Why one assignee?
Kasey Fleisher Hickey
June 24th, 2015
Editor’s note: We’ve made some updates since this post was published. You can now create tasks as waiting on others.
We often get the question, “How can I assign a task to multiple assignees?”
The answer is, you can’t. Having only one assignee per task ensures that there’s never a sense of “who’s responsible for completing this task?”
Not infrequently, this response is met with concern. But this decision is intended to help your team get more done. A big part of getting results as a team lies in each team member having accountability for the work they are doing.

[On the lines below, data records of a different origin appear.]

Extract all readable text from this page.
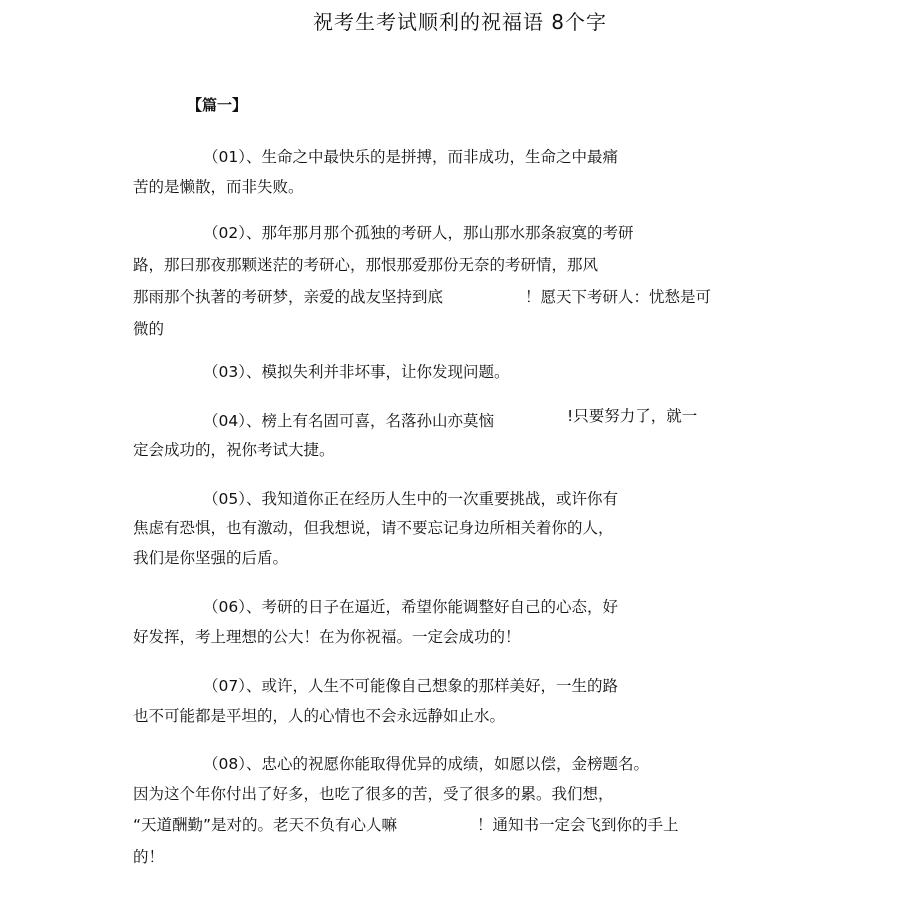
祝考生考试顺利的祝福语 8个字
【篇一】
（01）、生命之中最快乐的是拼搏，而非成功，生命之中最痛
苦的是懒散，而非失败。
（02）、那年那月那个孤独的考研人，那山那水那条寂寞的考研
路，那曰那夜那颗迷茫的考研心，那恨那爱那份无奈的考研情，那风
那雨那个执著的考研梦，亲爱的战友坚持到底	！愿天下考研人：忧愁是可
微的
（03）、模拟失利并非坏事，让你发现问题。
（04）、榜上有名固可喜，名落孙山亦莫恼	!只要努力了，就一
定会成功的，祝你考试大捷。
（05）、我知道你正在经历人生中的一次重要挑战，或许你有
焦虑有恐惧，也有激动，但我想说，请不要忘记身边所相关着你的人，
我们是你坚强的后盾。
（06）、考研的日子在逼近，希望你能调整好自己的心态，好
好发挥，考上理想的公大！在为你祝福。一定会成功的！
（07）、或许，人生不可能像自己想象的那样美好，一生的路
也不可能都是平坦的，人的心情也不会永远静如止水。
（08）、忠心的祝愿你能取得优异的成绩，如愿以偿，金榜题名。
因为这个年你付出了好多，也吃了很多的苦，受了很多的累。我们想，
“天道酬勤”是对的。老天不负有心人嘛	！通知书一定会飞到你的手上
的！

Without having a clear, single task owner, much of that accountability is lost and consequently, the completion of a task hangs in the balance.
When nobody knows who’s doing what, and when someone doesn’t feel ultimately responsible for driving work forward, the work may not happen at all.
Let’s say there were two assignees on a task, one person may think the other has the ball, and vice versa. The work may never get done, and even worse, the blame game may start. When nobody knows who’s doing what, and when someone doesn’t feel ultimately responsible for driving work forward, the work may not happen at all.
We based the one assignee concept on Apple’s DRI (directly responsible individual) model, which emphasizes individual ownership, responsibility, and ultimately, execution. When responsibilities are clear and transparent, everyone on the team can feel personally accountable for a project’s successful completion.
Still not convinced? Here’s a way to break up the work, but still just have one assignee: use one assignee on the parent task so the person ultimately responsible for making sure deadlines are met. Then, create subtasks, assigned to different members of the team. Divide up pieces of work across the team, but make sure someone is on the line to get the overall job done.
Want to loop in multiple people/potential assignees on a task? Simply add them as followers by @ mentioning them. This way, one person can choose to claim ownership of the task while everyone will continue to receive notifications with new comments and updates. By creating subtasks for different pieces of work, assigned to different teammates, you’ll also be able to divvy up responsibility and reassign the original task to one of the followers–which is made easier by assigning copies of tasks. Good practice is also to ensure that subtask owners are also followers of the original task.